In your case, was the user limit factor set to 1 ?

I also suspect the apps as to why they were not requesting more capacity. In my case, the workload was different. Q1 and Q2 had 1 app each with less number of containers and large amount of resources. Meanwhile, Q41 had one app with more number of containers but with minimum resources ( containers with min configured memory and vcores in yarn ). Anyway, I'll investigate more by pushing the same load to all queues simultaneously and see.

Thank you for your time, much appreciated 🙂 !

Expert Contributor

Thanks for your kind words 🙂

>>> In your case, was the user limit factor set to 1 ?

At first, I set the user limit factor to 1 for each queue, as you described it in your question. But that way I had to submit multiple applications from multiple users for each queue in order to use maximum resources (user limit factor = 1 means that a single user can only use the configured capacity, for example in case of Q1, 20%), so I raised it later to make the testing easier (submit just one application for each queue).

Explorer

@gnovak I completely figured out the issue - not sure if I can call it an issue !

It was the "user-limit-factor".

In my case, each queue is used by only one user. My assumption was that, if min capacity of a sub leaf (Q41) is 25% and it can grow up to 100% of its parent queue - Q4, then the max user-limit-factor value Q41 can have would be 4 (4*25=100%). But this is not true ! It can grow beyond that - until the absolute max configured capacity ! So the math is : max (user-limit-factor) = absolute max configured capacity / absolute configured capacity.

Absolute values we can find from the Scheduler part in resource manager UI.

Once I adjusted the user-limit-factor to take benefit of the whole capacity by a single user, problem solved ! Thanks for your spark though !

@gnovak @tuxnet Would resource sharing still work if ACLs are configured for separate tenant queues? If ACLs are different for Q1 and Q2, will it still support elasticity and preemption?
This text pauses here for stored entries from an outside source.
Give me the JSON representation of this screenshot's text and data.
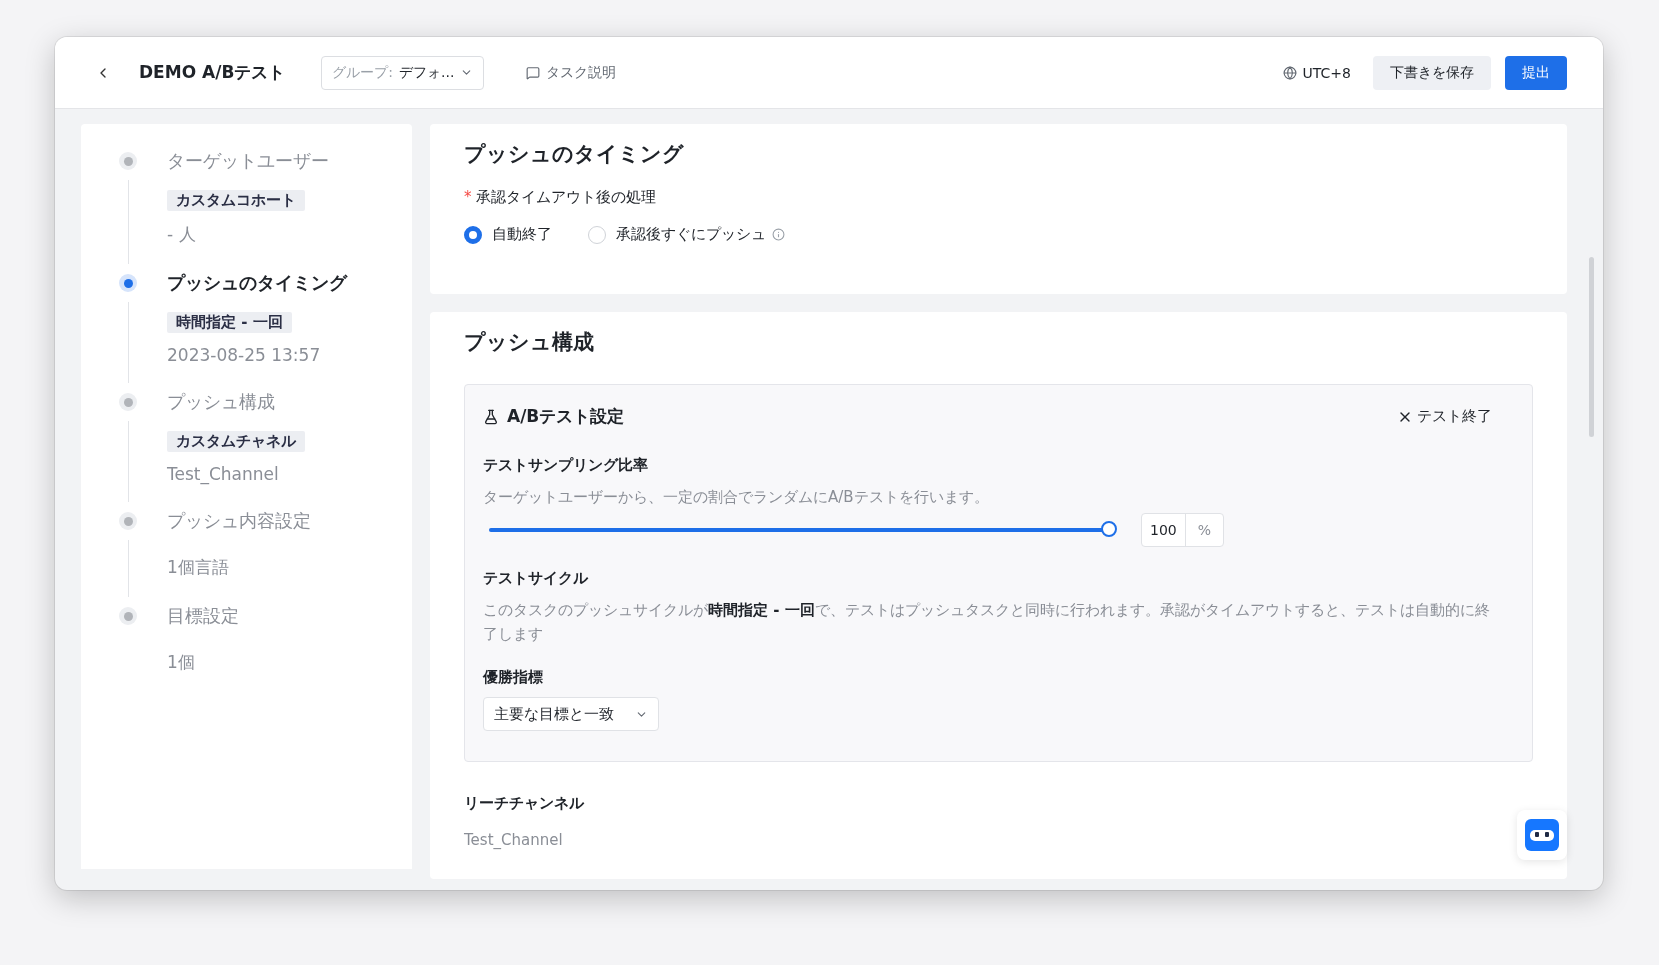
{
  "header": {
    "title": "DEMO A/Bテスト",
    "group": {
      "label": "グループ:",
      "value": "デフォ..."
    },
    "task_description": "タスク説明",
    "timezone": "UTC+8",
    "save_draft": "下書きを保存",
    "submit": "提出"
  },
  "steps": [
    {
      "title": "ターゲットユーザー",
      "selected": false,
      "tag": "カスタムコホート",
      "detail": "- 人"
    },
    {
      "title": "プッシュのタイミング",
      "selected": true,
      "tag": "時間指定 - 一回",
      "detail": "2023-08-25 13:57"
    },
    {
      "title": "プッシュ構成",
      "selected": false,
      "tag": "カスタムチャネル",
      "detail": "Test_Channel"
    },
    {
      "title": "プッシュ内容設定",
      "selected": false,
      "detail": "1個言語"
    },
    {
      "title": "目標設定",
      "selected": false,
      "detail": "1個"
    }
  ],
  "timing_card": {
    "title": "プッシュのタイミング",
    "field_label": "承認タイムアウト後の処理",
    "required_mark": "*",
    "options": [
      {
        "label": "自動終了",
        "selected": true,
        "info": false
      },
      {
        "label": "承認後すぐにプッシュ",
        "selected": false,
        "info": true
      }
    ]
  },
  "config_card": {
    "title": "プッシュ構成",
    "ab_test": {
      "title": "A/Bテスト設定",
      "end_test": "テスト終了",
      "sampling": {
        "label": "テストサンプリング比率",
        "hint": "ターゲットユーザーから、一定の割合でランダムにA/Bテストを行います。",
        "level": 1,
        "value": "100",
        "unit": "%"
      },
      "cycle": {
        "label": "テストサイクル",
        "text": "このタスクのプッシュサイクルが**時間指定 - 一回**で、テストはプッシュタスクと同時に行われます。承認がタイムアウトすると、テストは自動的に終了します"
      },
      "metric": {
        "label": "優勝指標",
        "value": "主要な目標と一致"
      }
    },
    "reach_channel": {
      "label": "リーチチャンネル",
      "value": "Test_Channel"
    }
  }
}
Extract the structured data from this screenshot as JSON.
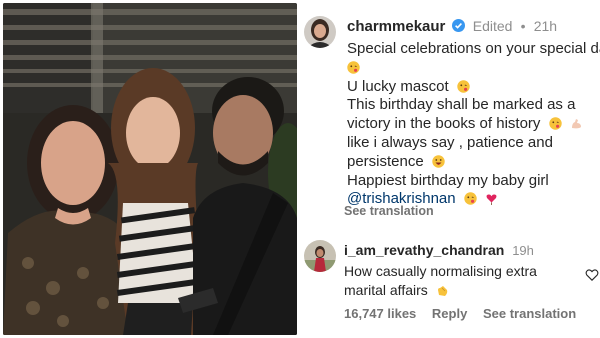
{
  "post": {
    "username": "charmmekaur",
    "edited_label": "Edited",
    "separator": "•",
    "time": "21h",
    "caption_lines": [
      "Special celebrations on your special day",
      "U lucky mascot",
      "This birthday shall be marked as a",
      "victory in the books of history",
      "like i always say , patience and",
      "persistence",
      "Happiest birthday my baby girl"
    ],
    "mention": "@trishakrishnan",
    "see_translation": "See translation"
  },
  "reply": {
    "username": "i_am_revathy_chandran",
    "time": "19h",
    "text_lines": [
      "How casually normalising extra",
      "marital affairs"
    ],
    "likes": "16,747 likes",
    "reply_label": "Reply",
    "see_translation": "See translation"
  },
  "icons": {
    "verified": "verified-badge-icon",
    "kiss_emoji": "face-blowing-kiss-emoji",
    "flex_emoji": "flexed-biceps-emoji",
    "grin_emoji": "grinning-face-emoji",
    "heart_emoji": "heart-emoji",
    "clap_emoji": "clapping-hands-emoji",
    "like": "heart-outline-icon"
  },
  "colors": {
    "verified": "#3897f0",
    "mention": "#00376b",
    "muted": "#8e8e8e"
  }
}
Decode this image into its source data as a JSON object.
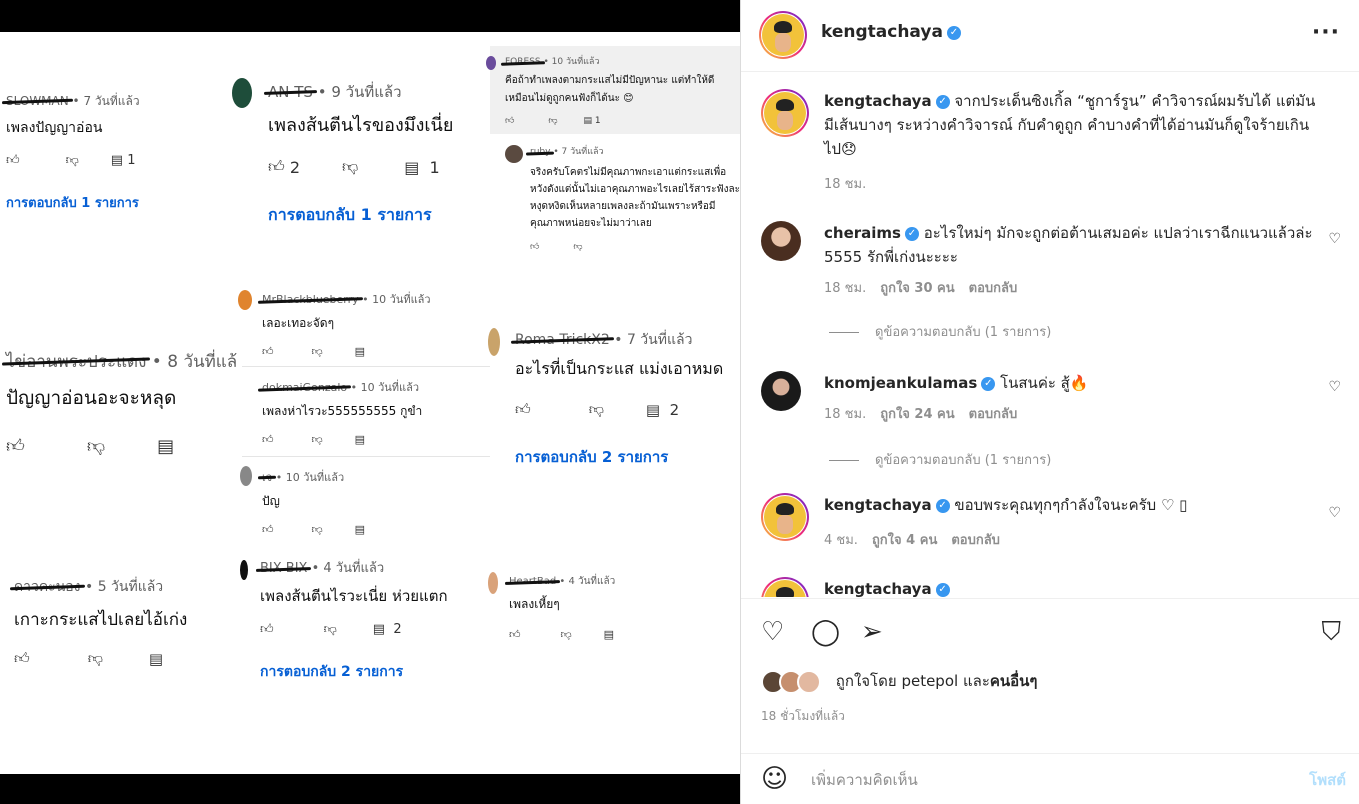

Could you also please share the workload/application details that you used for these experiments? I am trying to run some experiments to do a similar test for elasticity and preemption of capacity schedulers. I am using a simple Spark word count application on a large file for the same, but I am not able to get a feel of resource sharing among queues using this application.

Thanks in advance.

; ;